GPs are writing one million fewer prescriptions for low-priority treatments but price hikes have led to an increased overall spend, a study has found.

The cost of prescribing low-priority treatments has increased in the last year, although there has been a reduction in the number of treatments being prescribed.

The study used data from an interactive website that collates prescribing information for all general practices in England to determine prescribing trends for ‘low-priority’ treatments – treatments that are deemed to be unsafe, ineffective or of low-value by NHS England, including coproxamol, gluten-free foods and homeopathy.

The researchers found that GPs prescribed almost one million fewer low-priority treatments in 2016/17 compared with the previous year, but that the overall cost of these prescriptions has increased by around £4.5m.

They noted that the cost per item has remained stable for many of the low-priority treatments but that the costs of liothyronine, coproxamol and trimipramine have risen sharply in the past year.

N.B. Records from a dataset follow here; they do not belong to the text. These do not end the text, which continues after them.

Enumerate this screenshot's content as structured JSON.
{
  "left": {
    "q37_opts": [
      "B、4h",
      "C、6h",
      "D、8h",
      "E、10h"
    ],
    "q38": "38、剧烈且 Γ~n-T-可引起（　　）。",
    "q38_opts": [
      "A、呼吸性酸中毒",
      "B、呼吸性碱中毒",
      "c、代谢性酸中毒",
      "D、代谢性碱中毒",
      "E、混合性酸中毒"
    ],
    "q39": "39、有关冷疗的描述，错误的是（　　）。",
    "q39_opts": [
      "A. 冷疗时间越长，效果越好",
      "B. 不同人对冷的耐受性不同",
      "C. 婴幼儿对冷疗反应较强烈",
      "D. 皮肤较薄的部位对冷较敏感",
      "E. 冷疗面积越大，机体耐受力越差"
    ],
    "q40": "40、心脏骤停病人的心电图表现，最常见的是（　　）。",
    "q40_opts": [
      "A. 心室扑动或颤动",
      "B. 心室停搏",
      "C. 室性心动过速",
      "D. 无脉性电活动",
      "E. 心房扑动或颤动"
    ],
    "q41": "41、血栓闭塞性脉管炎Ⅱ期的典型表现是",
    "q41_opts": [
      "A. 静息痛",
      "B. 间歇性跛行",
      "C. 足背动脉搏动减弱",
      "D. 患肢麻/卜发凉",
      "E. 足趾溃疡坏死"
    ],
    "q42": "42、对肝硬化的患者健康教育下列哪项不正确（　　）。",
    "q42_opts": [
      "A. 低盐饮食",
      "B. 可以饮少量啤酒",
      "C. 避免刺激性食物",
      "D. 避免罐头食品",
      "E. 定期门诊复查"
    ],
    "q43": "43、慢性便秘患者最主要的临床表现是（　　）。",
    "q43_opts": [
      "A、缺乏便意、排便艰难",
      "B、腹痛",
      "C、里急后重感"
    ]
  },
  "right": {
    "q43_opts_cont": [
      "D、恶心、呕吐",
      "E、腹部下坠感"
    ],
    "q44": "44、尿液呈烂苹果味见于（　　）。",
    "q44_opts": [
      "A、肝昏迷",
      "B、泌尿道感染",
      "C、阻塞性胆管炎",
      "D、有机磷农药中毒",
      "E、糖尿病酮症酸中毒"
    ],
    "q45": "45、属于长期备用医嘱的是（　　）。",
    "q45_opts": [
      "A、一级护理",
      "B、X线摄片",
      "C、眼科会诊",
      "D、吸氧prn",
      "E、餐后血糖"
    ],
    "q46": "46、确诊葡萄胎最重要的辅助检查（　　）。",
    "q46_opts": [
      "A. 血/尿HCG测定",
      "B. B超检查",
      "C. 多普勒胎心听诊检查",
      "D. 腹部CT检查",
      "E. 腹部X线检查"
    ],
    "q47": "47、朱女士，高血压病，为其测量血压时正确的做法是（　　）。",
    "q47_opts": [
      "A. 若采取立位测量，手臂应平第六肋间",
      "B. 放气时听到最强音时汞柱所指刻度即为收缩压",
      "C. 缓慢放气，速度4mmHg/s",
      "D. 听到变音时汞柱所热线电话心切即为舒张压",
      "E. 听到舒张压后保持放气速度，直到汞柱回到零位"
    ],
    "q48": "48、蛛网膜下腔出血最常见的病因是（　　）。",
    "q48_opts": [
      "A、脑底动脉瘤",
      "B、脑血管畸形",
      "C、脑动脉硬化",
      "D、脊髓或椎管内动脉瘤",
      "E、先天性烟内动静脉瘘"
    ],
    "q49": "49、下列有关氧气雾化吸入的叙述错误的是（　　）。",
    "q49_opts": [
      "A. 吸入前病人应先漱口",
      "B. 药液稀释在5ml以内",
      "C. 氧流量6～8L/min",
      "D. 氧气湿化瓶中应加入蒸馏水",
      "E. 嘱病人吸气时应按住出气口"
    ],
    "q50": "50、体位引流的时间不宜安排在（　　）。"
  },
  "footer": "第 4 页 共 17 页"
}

The researchers attributed the increased overall spend to drugs being removed from the drug tariff and having to be sourced as more expensive ‘special orders’, and a lack of competition on the market driving up costs.

‘Co-proxamol, liothyronine and trimipramine illustrate a concerning phenomenon, where despite successful efforts to limit prescribing numbers, costs have risen sharply,’ the authors said in the paper.

They also found wide variations in spending across the country, with prescribing behaviour found to be strongly associated with the local CCG. The authors suggested that this could be due to individual CCG prescribing policies.

The authors concluded in the paper: ‘The detailed analysis of trends and variation in low-value prescribing presented here should be used to inform future debate about the use of such treatments. A certain proportion of current variation in many of the observed treatments is likely to be due to differences in policy between different CCGs and practices, rather than clinical need.’

Figures released by NHS Digital in March showed that the total cost of prescriptions dispensed by GP practices fell by £30m between 2016 and 2017, despite the number of prescriptions increasing. RCGP chair Professor Helen Stokes-Lampard said that the rise in total number of prescriptions was due to patients living longer. 

The figures followed guidance issued to CCGs by NHS England aimed at cutting down over-the-counter prescribing in a bid to save almost £100m that could be reinvested in to frontline services.

But a recent Pulse survey showed GPs are having to bear the brunt of patient complaints resulting from the shift in policy.